My final question is whether teachers will be named as essential workers. As I stated before, I cannot fathom what our medical professionals on the front lines are facing daily. It is obvious that some individuals must be vaccinated first. But in a recent and unofficial communication that attempted to predict what groups would be considered early, teachers were not named as a high-priority group, despite the clamoring from certain quarters, not to mention the defeated and outgoing President of the United States. I was informed that we probably fit into x-y-z group, but not being named as a professional who will receive the vaccine as soon as possible is shocking to me, especially since in normal times, I see 150 young adults daily, and even during the pandemic, it would still be 25-50. My spouse taught in-person as an ECE teacher, and every day was a harrowing attempt to keep students distant, masked, not touching, and all of this has been priority over teaching content and academics.

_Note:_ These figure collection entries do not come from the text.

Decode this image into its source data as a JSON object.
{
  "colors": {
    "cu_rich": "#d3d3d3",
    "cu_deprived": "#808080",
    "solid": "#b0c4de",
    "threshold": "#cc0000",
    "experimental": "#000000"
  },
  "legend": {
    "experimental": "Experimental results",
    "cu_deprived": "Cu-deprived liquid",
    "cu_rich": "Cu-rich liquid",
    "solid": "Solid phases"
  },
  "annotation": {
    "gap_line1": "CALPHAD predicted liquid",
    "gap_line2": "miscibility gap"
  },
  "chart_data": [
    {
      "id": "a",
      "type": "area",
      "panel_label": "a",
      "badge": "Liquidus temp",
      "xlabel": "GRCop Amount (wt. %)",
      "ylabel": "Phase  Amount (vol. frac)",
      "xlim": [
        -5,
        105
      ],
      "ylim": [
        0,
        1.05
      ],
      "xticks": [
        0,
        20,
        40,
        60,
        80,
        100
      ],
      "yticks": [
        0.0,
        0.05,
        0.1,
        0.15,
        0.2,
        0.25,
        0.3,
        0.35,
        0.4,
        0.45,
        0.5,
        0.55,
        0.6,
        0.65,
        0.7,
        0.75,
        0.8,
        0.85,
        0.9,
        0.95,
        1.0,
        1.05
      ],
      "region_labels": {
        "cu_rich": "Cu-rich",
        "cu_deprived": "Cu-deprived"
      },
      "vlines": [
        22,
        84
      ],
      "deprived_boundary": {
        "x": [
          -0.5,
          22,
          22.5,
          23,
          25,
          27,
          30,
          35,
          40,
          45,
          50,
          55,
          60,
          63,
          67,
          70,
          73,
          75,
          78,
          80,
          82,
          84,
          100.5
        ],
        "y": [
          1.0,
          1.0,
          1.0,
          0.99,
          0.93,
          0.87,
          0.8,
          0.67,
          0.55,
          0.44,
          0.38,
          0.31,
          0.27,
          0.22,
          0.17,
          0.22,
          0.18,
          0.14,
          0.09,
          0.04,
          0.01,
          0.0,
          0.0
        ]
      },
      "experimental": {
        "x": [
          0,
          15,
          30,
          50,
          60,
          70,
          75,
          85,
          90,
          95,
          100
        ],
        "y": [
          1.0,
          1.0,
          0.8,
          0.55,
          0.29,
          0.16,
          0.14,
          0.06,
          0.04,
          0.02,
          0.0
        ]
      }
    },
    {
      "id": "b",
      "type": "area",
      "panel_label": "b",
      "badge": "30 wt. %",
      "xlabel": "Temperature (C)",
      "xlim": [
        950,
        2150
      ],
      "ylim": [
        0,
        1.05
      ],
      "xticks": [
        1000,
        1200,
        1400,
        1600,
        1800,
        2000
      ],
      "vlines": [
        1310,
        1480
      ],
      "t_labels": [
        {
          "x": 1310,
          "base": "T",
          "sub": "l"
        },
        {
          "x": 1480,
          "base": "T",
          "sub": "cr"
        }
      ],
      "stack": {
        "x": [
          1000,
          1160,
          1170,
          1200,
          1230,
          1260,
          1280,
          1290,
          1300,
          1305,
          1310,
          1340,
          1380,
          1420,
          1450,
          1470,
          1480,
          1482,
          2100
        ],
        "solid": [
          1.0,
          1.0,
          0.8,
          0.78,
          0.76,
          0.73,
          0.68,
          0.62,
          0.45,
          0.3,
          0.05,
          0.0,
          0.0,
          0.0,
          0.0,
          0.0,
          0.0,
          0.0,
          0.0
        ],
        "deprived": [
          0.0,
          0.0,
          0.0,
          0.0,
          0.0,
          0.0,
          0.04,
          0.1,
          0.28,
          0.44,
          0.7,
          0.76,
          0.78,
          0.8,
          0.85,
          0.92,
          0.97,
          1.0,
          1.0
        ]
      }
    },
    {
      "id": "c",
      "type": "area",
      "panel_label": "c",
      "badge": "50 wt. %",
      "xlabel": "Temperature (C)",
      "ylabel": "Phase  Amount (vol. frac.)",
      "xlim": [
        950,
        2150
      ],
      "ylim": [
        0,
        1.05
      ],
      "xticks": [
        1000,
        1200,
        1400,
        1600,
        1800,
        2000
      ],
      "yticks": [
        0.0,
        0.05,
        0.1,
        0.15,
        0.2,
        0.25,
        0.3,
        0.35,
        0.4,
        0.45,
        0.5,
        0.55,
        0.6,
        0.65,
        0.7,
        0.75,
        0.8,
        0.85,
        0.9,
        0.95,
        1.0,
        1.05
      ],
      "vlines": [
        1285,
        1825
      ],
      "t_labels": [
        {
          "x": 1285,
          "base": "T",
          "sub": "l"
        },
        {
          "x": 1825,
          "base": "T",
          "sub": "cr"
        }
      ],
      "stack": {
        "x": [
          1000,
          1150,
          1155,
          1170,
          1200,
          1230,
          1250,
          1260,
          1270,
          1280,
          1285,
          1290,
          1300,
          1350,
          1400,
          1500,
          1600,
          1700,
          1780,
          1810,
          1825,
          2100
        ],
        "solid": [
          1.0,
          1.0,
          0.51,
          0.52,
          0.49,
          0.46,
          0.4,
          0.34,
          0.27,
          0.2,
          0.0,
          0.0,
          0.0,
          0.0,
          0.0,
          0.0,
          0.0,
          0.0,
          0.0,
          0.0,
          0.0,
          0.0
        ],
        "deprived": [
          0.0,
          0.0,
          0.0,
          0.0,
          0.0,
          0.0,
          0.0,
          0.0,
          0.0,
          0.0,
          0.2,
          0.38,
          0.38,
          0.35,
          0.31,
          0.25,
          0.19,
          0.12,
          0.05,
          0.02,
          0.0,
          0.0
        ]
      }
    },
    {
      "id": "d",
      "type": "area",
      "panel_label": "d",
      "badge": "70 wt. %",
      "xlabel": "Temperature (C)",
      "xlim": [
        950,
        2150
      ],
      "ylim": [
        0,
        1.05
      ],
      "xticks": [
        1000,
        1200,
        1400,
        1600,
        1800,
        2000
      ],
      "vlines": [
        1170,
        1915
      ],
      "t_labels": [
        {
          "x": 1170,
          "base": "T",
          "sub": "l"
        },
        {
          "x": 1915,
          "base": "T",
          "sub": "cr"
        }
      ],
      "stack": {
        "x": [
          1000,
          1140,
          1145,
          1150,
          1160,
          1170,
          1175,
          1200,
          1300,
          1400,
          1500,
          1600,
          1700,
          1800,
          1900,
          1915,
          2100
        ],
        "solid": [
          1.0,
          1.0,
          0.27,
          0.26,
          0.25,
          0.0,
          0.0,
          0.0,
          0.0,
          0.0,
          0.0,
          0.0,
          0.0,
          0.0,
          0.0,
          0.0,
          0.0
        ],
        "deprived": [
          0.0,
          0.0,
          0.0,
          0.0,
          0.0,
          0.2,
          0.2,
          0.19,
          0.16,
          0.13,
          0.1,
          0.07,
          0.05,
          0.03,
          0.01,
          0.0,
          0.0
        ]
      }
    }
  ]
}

The CDC has, time and again, affirmed that safe distance is six feet apart and masked. And yet, almost immediately, our school system (as well as others, I can imagine) started to tell educators and building leaders that, in effect, three feet is probably fine. Even our teachers, intelligent and educated professionals, have broken the rules, allowing students to eat together, play together, take off their masks, and have chosen to eat together, unmasked, despite unequivocal guidance from firms like the CDC and other medical professionals.
Conclusion
There is a lot to control for. As this body of intelligent people begins this challenging work, it is critical that they make a plan not just to re-open schools, but to anticipate every possible setback, every inefficiency, and center science. Anything less would be dishonest, and we already voted someone out who was dishonest about this reality that we face.